Bare-Metal vs. RTOS/Linux Trace Implementation
The implementation of trace activation and data retrieval can vary depending on the operating environment. In a bare-metal system, the software must directly configure and control the PTM and ETB registers. This involves writing to the memory-mapped registers to enable trace, configure the PTM, and retrieve trace data from the ETB.
In an RTOS or Linux environment, the process may be simplified by using libraries and tools provided by the operating system or the CoreSight architecture. For example, the CoreSight Access Library (CSAL) provides functions to configure and control the CoreSight components, including the PTM and ETB. Using CSAL can simplify the process of enabling trace and retrieving trace data, as it abstracts the low-level register access and provides higher-level functions for trace configuration and data retrieval.

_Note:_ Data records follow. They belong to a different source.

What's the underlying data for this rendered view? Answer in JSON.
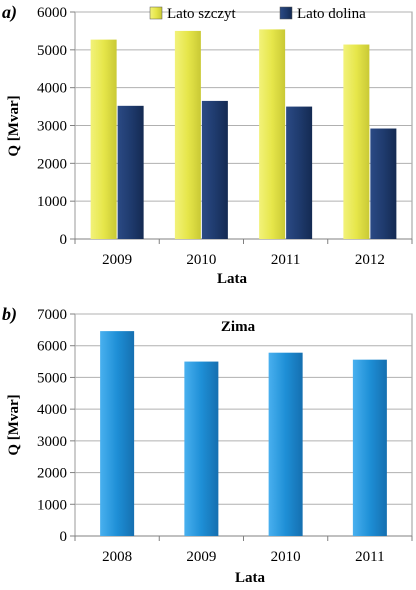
{
  "chart_data": [
    {
      "type": "bar",
      "panel_label": "a)",
      "title": "",
      "categories": [
        "2009",
        "2010",
        "2011",
        "2012"
      ],
      "series": [
        {
          "name": "Lato szczyt",
          "values": [
            5270,
            5500,
            5540,
            5140
          ],
          "color": "#e6e64a"
        },
        {
          "name": "Lato dolina",
          "values": [
            3520,
            3650,
            3500,
            2920
          ],
          "color": "#1f3b6e"
        }
      ],
      "xlabel": "Lata",
      "ylabel": "Q  [Mvar]",
      "ylim": [
        0,
        6000
      ],
      "yticks": [
        "0",
        "1000",
        "2000",
        "3000",
        "4000",
        "5000",
        "6000"
      ],
      "grid": true,
      "legend": "top"
    },
    {
      "type": "bar",
      "panel_label": "b)",
      "title": "Zima",
      "categories": [
        "2008",
        "2009",
        "2010",
        "2011"
      ],
      "series": [
        {
          "name": "",
          "values": [
            6460,
            5500,
            5780,
            5560
          ],
          "color": "#1e8fd6"
        }
      ],
      "xlabel": "Lata",
      "ylabel": "Q  [Mvar]",
      "ylim": [
        0,
        7000
      ],
      "yticks": [
        "0",
        "1000",
        "2000",
        "3000",
        "4000",
        "5000",
        "6000",
        "7000"
      ],
      "grid": true,
      "legend": "none"
    }
  ]
}
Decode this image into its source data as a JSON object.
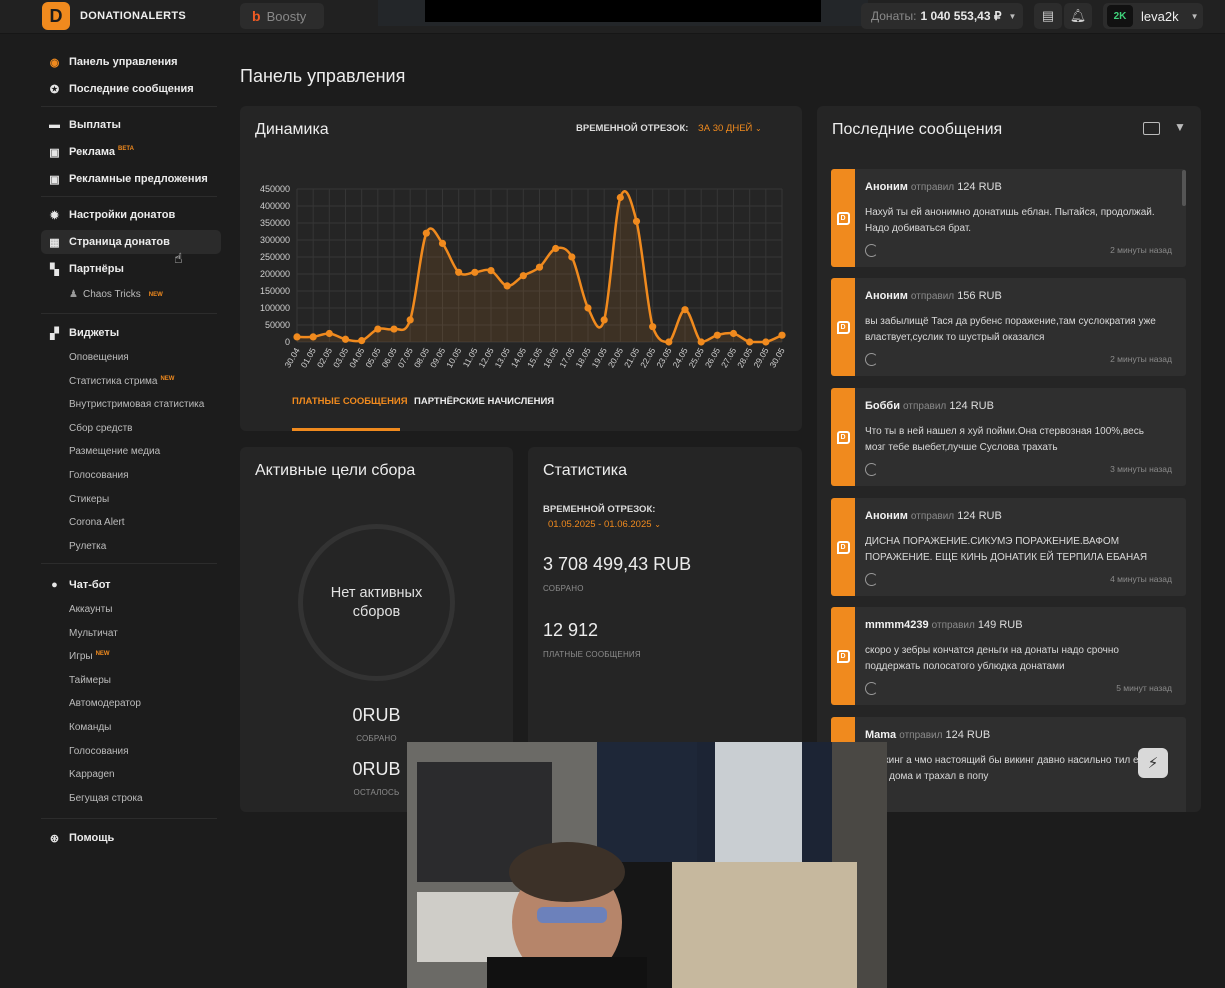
{
  "brand": {
    "name": "DONATIONALERTS",
    "logo_letter": "D",
    "accent": "#f08a1e"
  },
  "topbar": {
    "boosty": "Boosty",
    "balance_label": "Донаты:",
    "balance_value": "1 040 553,43 ₽",
    "user_avatar": "2K",
    "username": "leva2k"
  },
  "sidebar": {
    "items": [
      {
        "label": "Панель управления",
        "icon": "dashboard-icon"
      },
      {
        "label": "Последние сообщения",
        "icon": "star-icon"
      },
      {
        "label": "Выплаты",
        "icon": "wallet-icon"
      },
      {
        "label": "Реклама",
        "badge": "BETA",
        "icon": "briefcase-icon"
      },
      {
        "label": "Рекламные предложения",
        "icon": "briefcase-icon"
      },
      {
        "label": "Настройки донатов",
        "icon": "gear-icon"
      },
      {
        "label": "Страница донатов",
        "icon": "page-icon"
      },
      {
        "label": "Партнёры",
        "icon": "partners-icon"
      },
      {
        "label": "Виджеты",
        "icon": "widgets-icon"
      },
      {
        "label": "Чат-бот",
        "icon": "chat-icon"
      },
      {
        "label": "Помощь",
        "icon": "lifebuoy-icon"
      }
    ],
    "partners_sub": [
      {
        "label": "Chaos Tricks",
        "badge": "NEW"
      }
    ],
    "widgets_sub": [
      {
        "label": "Оповещения"
      },
      {
        "label": "Статистика стрима",
        "badge": "NEW"
      },
      {
        "label": "Внутристримовая статистика"
      },
      {
        "label": "Сбор средств"
      },
      {
        "label": "Размещение медиа"
      },
      {
        "label": "Голосования"
      },
      {
        "label": "Стикеры"
      },
      {
        "label": "Corona Alert"
      },
      {
        "label": "Рулетка"
      }
    ],
    "chatbot_sub": [
      {
        "label": "Аккаунты"
      },
      {
        "label": "Мультичат"
      },
      {
        "label": "Игры",
        "badge": "NEW"
      },
      {
        "label": "Таймеры"
      },
      {
        "label": "Автомодератор"
      },
      {
        "label": "Команды"
      },
      {
        "label": "Голосования"
      },
      {
        "label": "Kappagen"
      },
      {
        "label": "Бегущая строка"
      }
    ]
  },
  "main": {
    "page_title": "Панель управления",
    "dynamics": {
      "title": "Динамика",
      "range_label": "ВРЕМЕННОЙ ОТРЕЗОК:",
      "range_value": "ЗА 30 ДНЕЙ",
      "tab_paid": "ПЛАТНЫЕ СООБЩЕНИЯ",
      "tab_partner": "ПАРТНЁРСКИЕ НАЧИСЛЕНИЯ"
    },
    "goals": {
      "title": "Активные цели сбора",
      "empty": "Нет активных сборов",
      "collected_value": "0RUB",
      "collected_label": "СОБРАНО",
      "left_value": "0RUB",
      "left_label": "ОСТАЛОСЬ"
    },
    "stats": {
      "title": "Статистика",
      "range_label": "ВРЕМЕННОЙ ОТРЕЗОК:",
      "range_value": "01.05.2025 - 01.06.2025",
      "collected_value": "3 708 499,43 RUB",
      "collected_label": "СОБРАНО",
      "messages_value": "12 912",
      "messages_label": "ПЛАТНЫЕ СООБЩЕНИЯ"
    },
    "messages": {
      "title": "Последние сообщения",
      "action": "отправил",
      "items": [
        {
          "name": "Аноним",
          "amount": "124 RUB",
          "text": "Нахуй ты ей анонимно донатишь еблан. Пытайся, продолжай. Надо добиваться брат.",
          "time": "2 минуты назад"
        },
        {
          "name": "Аноним",
          "amount": "156 RUB",
          "text": "вы забылищё Тася да рубенс поражение,там суслократия уже властвует,суслик то шустрый оказался",
          "time": "2 минуты назад"
        },
        {
          "name": "Бобби",
          "amount": "124 RUB",
          "text": "Что ты в ней нашел я хуй пойми.Она стервозная 100%,весь мозг тебе выебет,лучше Суслова трахать",
          "time": "3 минуты назад"
        },
        {
          "name": "Аноним",
          "amount": "124 RUB",
          "text": "ДИСНА ПОРАЖЕНИЕ.СИКУМЭ ПОРАЖЕНИЕ.ВАФОМ ПОРАЖЕНИЕ. ЕЩЕ КИНЬ ДОНАТИК ЕЙ ТЕРПИЛА ЕБАНАЯ",
          "time": "4 минуты назад"
        },
        {
          "name": "mmmm4239",
          "amount": "149 RUB",
          "text": "скоро у зебры кончатся деньги на донаты надо срочно поддержать полосатого ублюдка донатами",
          "time": "5 минут назад"
        },
        {
          "name": "Mama",
          "amount": "124 RUB",
          "text": "е викинг а чмо настоящий бы викинг давно насильно тил её у себя дома и трахал в попу",
          "time": ""
        }
      ]
    }
  },
  "chart_data": {
    "type": "line",
    "title": "",
    "xlabel": "",
    "ylabel": "",
    "ylim": [
      0,
      450000
    ],
    "yticks": [
      0,
      50000,
      100000,
      150000,
      200000,
      250000,
      300000,
      350000,
      400000,
      450000
    ],
    "color": "#f08a1e",
    "categories": [
      "30.04",
      "01.05",
      "02.05",
      "03.05",
      "04.05",
      "05.05",
      "06.05",
      "07.05",
      "08.05",
      "09.05",
      "10.05",
      "11.05",
      "12.05",
      "13.05",
      "14.05",
      "15.05",
      "16.05",
      "17.05",
      "18.05",
      "19.05",
      "20.05",
      "21.05",
      "22.05",
      "23.05",
      "24.05",
      "25.05",
      "26.05",
      "27.05",
      "28.05",
      "29.05",
      "30.05"
    ],
    "series": [
      {
        "values": [
          15000,
          15000,
          25000,
          8000,
          4000,
          38000,
          38000,
          65000,
          320000,
          290000,
          205000,
          205000,
          210000,
          165000,
          195000,
          220000,
          275000,
          250000,
          100000,
          65000,
          425000,
          355000,
          45000,
          0,
          95000,
          0,
          20000,
          25000,
          0,
          0,
          20000
        ]
      }
    ]
  }
}
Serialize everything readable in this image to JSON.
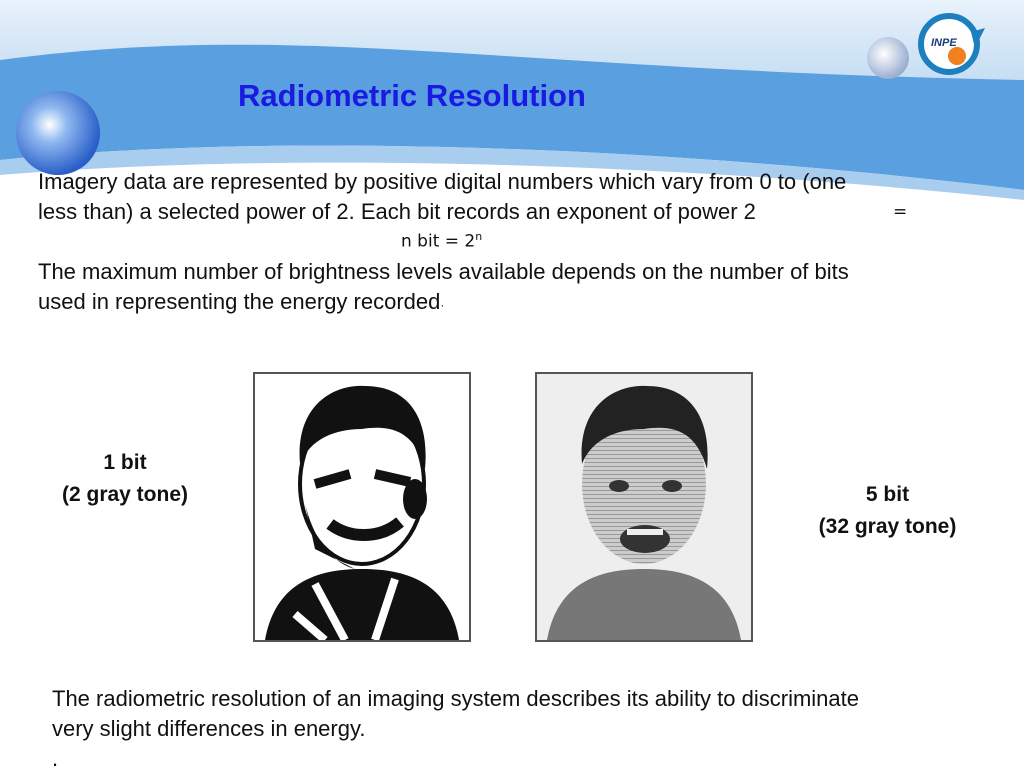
{
  "slide": {
    "title": "Radiometric Resolution",
    "logo_text": "INPE",
    "paragraph1_line1": "Imagery data are represented by positive digital numbers which vary from 0 to (one",
    "paragraph1_line2": "less than) a selected power of 2. Each bit records an exponent of power 2",
    "equals": "=",
    "formula_base": "n bit = 2",
    "formula_exp": "n",
    "paragraph2_line1": "The maximum number of brightness levels available depends on the number of bits",
    "paragraph2_line2": "used in representing the energy recorded",
    "paragraph2_end": "·",
    "left_label_line1": "1 bit",
    "left_label_line2": "(2 gray tone)",
    "right_label_line1": "5 bit",
    "right_label_line2": "(32 gray tone)",
    "bottom_line1": "The radiometric resolution of an imaging system describes its ability to discriminate",
    "bottom_line2": "very slight differences in energy.",
    "bottom_line3": ".",
    "colors": {
      "title": "#1a1ae0",
      "band": "#5aa0e0"
    }
  }
}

When implementing trace in a bare-metal system, it is essential to ensure that the software correctly configures the PTM and ETB registers and handles the trace data retrieval and decoding process. In an RTOS or Linux environment, leveraging libraries like CSAL can reduce the complexity of the implementation and provide a more robust solution for trace activation and data retrieval.
Conclusion
Enabling and retrieving trace data from the ETB in an ARM Cortex-A9 processor involves several steps, including configuring the PTM, enabling the ETB, and correctly synchronizing the trace components. Challenges such as memory map accessibility, PTM configuration, ETB data retrieval, and OS Lock register management must be addressed to successfully capture and decode trace data. Whether implementing trace in a bare-metal system or under an RTOS/Linux environment, understanding the CoreSight architecture and leveraging available tools and libraries can simplify the process and ensure accurate trace data capture and analysis.